15 October 2007 | Graphication, LastGraph, Python | 24 Comments

The Perils Of Success

LastGraph will be down for a few days while I sort out somewhere better for it to run. It’s been using this servers’ resources massively, and there’s about 35GB of data now (over a gig of which is raw XML). The other sites on the server are suffering from the load, and we’re down to Not Very Much diskspace.

I’ll be relaunching with the new rewritten version, and automatic expiry of graph storage, to hopefully keep things more sane. If I can afford it, I may move to using something like Amazon S3 for storage, to avoid these issues.

In the meantime, please hang tight! You will be rewarded with your graphs soon enough (I plan to even spend my time on the coach down to London fixing this). If you’re feeling generous, you may want to consider donating below; hopefully I can get enough funds to invest in more storage and processing power!

If you’d like to help with the costs of servers and storage, why not donate now?

20 September 2007 | LastGraph, Python | 13 Comments

LastGraph is feeling slightly overworked…

The download queue is back in the hundreds for the first time since the initial launch, and to make things worse the poor Last.fm API server is being a bit unreliable again today.

Still, it’s nice to see it being used! I may have to speed up my plans for lastgraph2, and look into using Amazon Web Services for some more rendering oomph (if the pennies add up, that is). Stay tuned!

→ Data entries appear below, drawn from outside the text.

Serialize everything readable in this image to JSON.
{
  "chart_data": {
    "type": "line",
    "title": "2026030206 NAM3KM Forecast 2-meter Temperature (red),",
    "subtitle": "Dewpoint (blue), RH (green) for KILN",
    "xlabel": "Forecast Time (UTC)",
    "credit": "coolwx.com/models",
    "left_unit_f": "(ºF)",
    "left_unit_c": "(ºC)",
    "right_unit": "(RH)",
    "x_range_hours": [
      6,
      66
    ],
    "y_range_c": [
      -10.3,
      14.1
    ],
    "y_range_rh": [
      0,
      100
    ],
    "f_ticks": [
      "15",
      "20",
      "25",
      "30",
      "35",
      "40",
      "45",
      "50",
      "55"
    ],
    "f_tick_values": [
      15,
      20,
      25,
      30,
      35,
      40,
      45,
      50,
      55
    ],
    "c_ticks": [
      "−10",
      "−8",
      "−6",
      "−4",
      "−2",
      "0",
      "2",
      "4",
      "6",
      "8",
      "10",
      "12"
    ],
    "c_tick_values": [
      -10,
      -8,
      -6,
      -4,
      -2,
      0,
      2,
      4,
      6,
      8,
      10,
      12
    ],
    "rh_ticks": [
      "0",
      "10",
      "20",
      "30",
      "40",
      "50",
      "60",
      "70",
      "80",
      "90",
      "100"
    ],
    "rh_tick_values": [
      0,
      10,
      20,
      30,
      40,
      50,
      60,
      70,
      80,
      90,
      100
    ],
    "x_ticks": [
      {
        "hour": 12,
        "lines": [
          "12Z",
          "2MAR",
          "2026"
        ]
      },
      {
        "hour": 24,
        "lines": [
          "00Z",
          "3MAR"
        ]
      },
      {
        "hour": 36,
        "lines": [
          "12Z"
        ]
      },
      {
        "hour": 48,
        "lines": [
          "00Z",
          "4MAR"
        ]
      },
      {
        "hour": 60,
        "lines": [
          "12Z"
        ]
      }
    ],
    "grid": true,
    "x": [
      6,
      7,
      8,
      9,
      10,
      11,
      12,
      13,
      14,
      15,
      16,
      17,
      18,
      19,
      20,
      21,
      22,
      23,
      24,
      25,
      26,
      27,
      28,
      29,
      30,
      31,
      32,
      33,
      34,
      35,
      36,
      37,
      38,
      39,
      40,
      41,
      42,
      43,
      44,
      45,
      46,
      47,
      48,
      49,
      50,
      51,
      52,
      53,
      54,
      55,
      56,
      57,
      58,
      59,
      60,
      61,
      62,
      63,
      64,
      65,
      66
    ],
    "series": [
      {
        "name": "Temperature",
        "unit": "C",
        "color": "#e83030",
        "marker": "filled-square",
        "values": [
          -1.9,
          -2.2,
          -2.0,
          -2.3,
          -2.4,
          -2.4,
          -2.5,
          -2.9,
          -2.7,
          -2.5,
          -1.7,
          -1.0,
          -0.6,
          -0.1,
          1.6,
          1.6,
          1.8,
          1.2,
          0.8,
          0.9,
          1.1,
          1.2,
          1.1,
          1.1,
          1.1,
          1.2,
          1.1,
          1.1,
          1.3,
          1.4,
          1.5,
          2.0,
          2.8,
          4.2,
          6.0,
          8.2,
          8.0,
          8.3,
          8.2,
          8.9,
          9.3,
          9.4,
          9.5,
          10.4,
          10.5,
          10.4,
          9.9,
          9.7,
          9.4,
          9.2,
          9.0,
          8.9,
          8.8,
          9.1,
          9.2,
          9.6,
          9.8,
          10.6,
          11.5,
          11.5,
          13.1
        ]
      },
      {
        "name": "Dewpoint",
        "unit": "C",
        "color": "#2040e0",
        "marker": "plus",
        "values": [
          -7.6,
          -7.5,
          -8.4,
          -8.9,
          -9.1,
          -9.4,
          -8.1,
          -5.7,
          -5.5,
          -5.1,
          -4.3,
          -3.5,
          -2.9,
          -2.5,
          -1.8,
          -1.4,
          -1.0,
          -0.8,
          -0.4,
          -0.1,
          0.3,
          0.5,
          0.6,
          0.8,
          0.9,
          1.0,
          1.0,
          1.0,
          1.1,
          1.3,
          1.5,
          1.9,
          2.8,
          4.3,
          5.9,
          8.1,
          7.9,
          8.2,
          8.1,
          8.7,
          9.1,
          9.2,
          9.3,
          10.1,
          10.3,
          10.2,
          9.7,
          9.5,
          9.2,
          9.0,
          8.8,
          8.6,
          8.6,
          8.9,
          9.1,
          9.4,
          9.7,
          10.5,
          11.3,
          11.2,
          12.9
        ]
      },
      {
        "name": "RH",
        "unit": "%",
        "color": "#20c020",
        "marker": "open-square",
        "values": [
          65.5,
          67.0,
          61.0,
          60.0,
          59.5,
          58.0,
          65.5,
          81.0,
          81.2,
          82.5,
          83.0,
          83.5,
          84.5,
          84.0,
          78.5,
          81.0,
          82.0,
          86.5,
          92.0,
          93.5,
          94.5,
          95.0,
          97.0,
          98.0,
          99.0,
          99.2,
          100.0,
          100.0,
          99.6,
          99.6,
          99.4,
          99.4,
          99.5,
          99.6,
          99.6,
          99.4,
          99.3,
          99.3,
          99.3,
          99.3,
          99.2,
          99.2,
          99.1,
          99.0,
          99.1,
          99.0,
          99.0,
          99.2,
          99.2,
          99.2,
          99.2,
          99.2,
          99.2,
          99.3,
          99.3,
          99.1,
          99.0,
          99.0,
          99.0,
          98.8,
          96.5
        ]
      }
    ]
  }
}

17 September 2007 | LastGraph, Python | No Comments

Graphs, Python and CSS

After my first attempt at providing some way for people to style graphs in Graphication, which ended up being a rather ugly system with an odd set of nested dictionaries, a thought struck me; we already have a language for specifying presentation, and which has inheritance and other nifty time-saving shortcuts: CSS.

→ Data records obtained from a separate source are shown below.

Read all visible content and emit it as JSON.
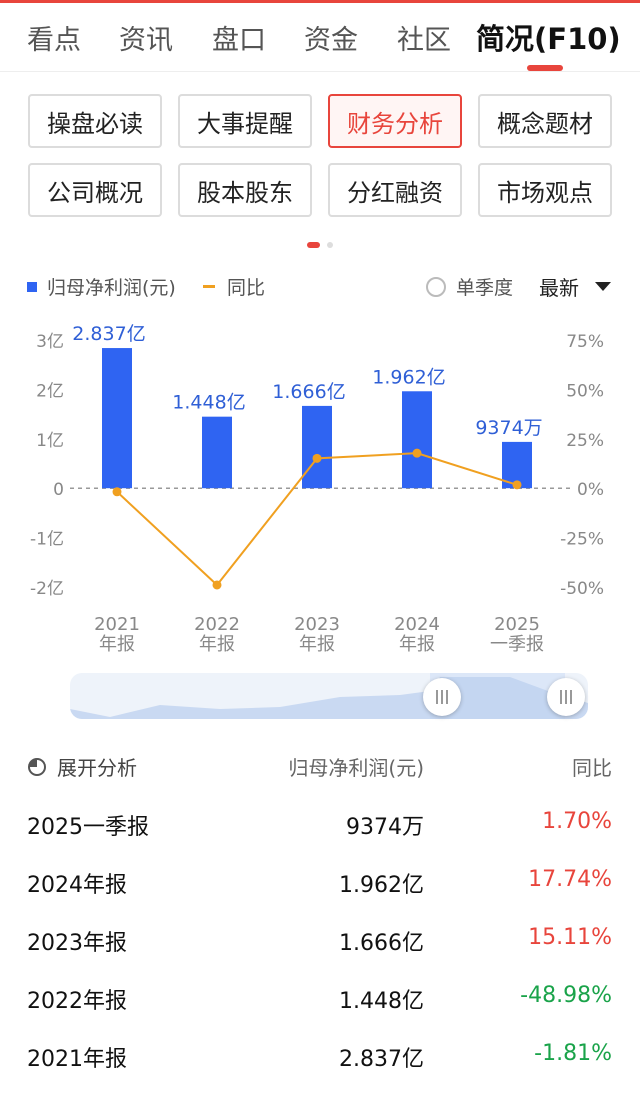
{
  "tabs": [
    {
      "label": "看点",
      "active": false
    },
    {
      "label": "资讯",
      "active": false
    },
    {
      "label": "盘口",
      "active": false
    },
    {
      "label": "资金",
      "active": false
    },
    {
      "label": "社区",
      "active": false
    },
    {
      "label": "简况(F10)",
      "active": true
    }
  ],
  "sub_buttons": [
    {
      "label": "操盘必读",
      "active": false
    },
    {
      "label": "大事提醒",
      "active": false
    },
    {
      "label": "财务分析",
      "active": true
    },
    {
      "label": "概念题材",
      "active": false
    },
    {
      "label": "公司概况",
      "active": false
    },
    {
      "label": "股本股东",
      "active": false
    },
    {
      "label": "分红融资",
      "active": false
    },
    {
      "label": "市场观点",
      "active": false
    }
  ],
  "legend": {
    "bar_label": "归母净利润(元)",
    "line_label": "同比",
    "single_quarter_label": "单季度",
    "period_select": "最新"
  },
  "colors": {
    "accent": "#e8453c",
    "bar": "#2f64f2",
    "line": "#f0a020",
    "positive": "#e8453c",
    "negative": "#1aa34a"
  },
  "chart_data": {
    "type": "bar",
    "categories": [
      [
        "2021",
        "年报"
      ],
      [
        "2022",
        "年报"
      ],
      [
        "2023",
        "年报"
      ],
      [
        "2024",
        "年报"
      ],
      [
        "2025",
        "一季报"
      ]
    ],
    "series": [
      {
        "name": "归母净利润(元)",
        "type": "bar",
        "values": [
          2.837,
          1.448,
          1.666,
          1.962,
          0.9374
        ],
        "labels": [
          "2.837亿",
          "1.448亿",
          "1.666亿",
          "1.962亿",
          "9374万"
        ]
      },
      {
        "name": "同比",
        "type": "line",
        "values": [
          -1.81,
          -48.98,
          15.11,
          17.74,
          1.7
        ]
      }
    ],
    "left_axis": {
      "ticks": [
        "3亿",
        "2亿",
        "1亿",
        "0",
        "-1亿",
        "-2亿"
      ],
      "range": [
        -2,
        3
      ]
    },
    "right_axis": {
      "ticks": [
        "75%",
        "50%",
        "25%",
        "0%",
        "-25%",
        "-50%"
      ],
      "range": [
        -50,
        75
      ]
    },
    "zero_line": "dashed"
  },
  "table": {
    "expand_label": "展开分析",
    "col_value": "归母净利润(元)",
    "col_yoy": "同比",
    "rows": [
      {
        "period": "2025一季报",
        "value": "9374万",
        "yoy": "1.70%",
        "sign": "positive"
      },
      {
        "period": "2024年报",
        "value": "1.962亿",
        "yoy": "17.74%",
        "sign": "positive"
      },
      {
        "period": "2023年报",
        "value": "1.666亿",
        "yoy": "15.11%",
        "sign": "positive"
      },
      {
        "period": "2022年报",
        "value": "1.448亿",
        "yoy": "-48.98%",
        "sign": "negative"
      },
      {
        "period": "2021年报",
        "value": "2.837亿",
        "yoy": "-1.81%",
        "sign": "negative"
      }
    ]
  }
}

I could only find one python CSS library, cssutils, and while that seemed to have very decent CSS2 support for parsing into a document tree, I couldn’t see any immediate way of using it for retrieving the applicable values for, say, a grid object with class “minor” inside a wavegraph object.

First, I wrote a very lightweight CSS parser and rule matcher. Code examples always show off these things best; first you do something like

css_string = """wavegraph {color: #369; font-size: 12; }
grid.minor { color: #eee; } """
import css
stylesheet = css.CssStylesheet.from_css(css_string)

If you’re feeling like using stylesheets a lot, you can make them external (e.g. a file “default_css.css”) and use the import hook:

import css
css.install_hook()
import graphication.default_css as stylesheet

Then, querying properties is pretty simple:

>>> stylesheet.props("wavegraph")
{"color": "#369", "font-size": "12"}
>>> stylesheet.props("wavegraph").get("color")
"#369"
>>> stylesheet.props("wavegraph").get_int("font-size")
12
>>> stylesheet.props("wavegraph grid.minor line")
{"color": "#eee", "font-size": "12"}

This means all the styling crud previously used can be replaced with these simple css-selector-ish queries, and different graph styles can simply ship as different css files.

So, hopefully, graph styling will be a lot more accessible once I roll this fully into the graph system, as well as a lot nicer to deal with for most uses. In the meantime, if you want to look at this CSS parser code, have a look at the current subversion copy.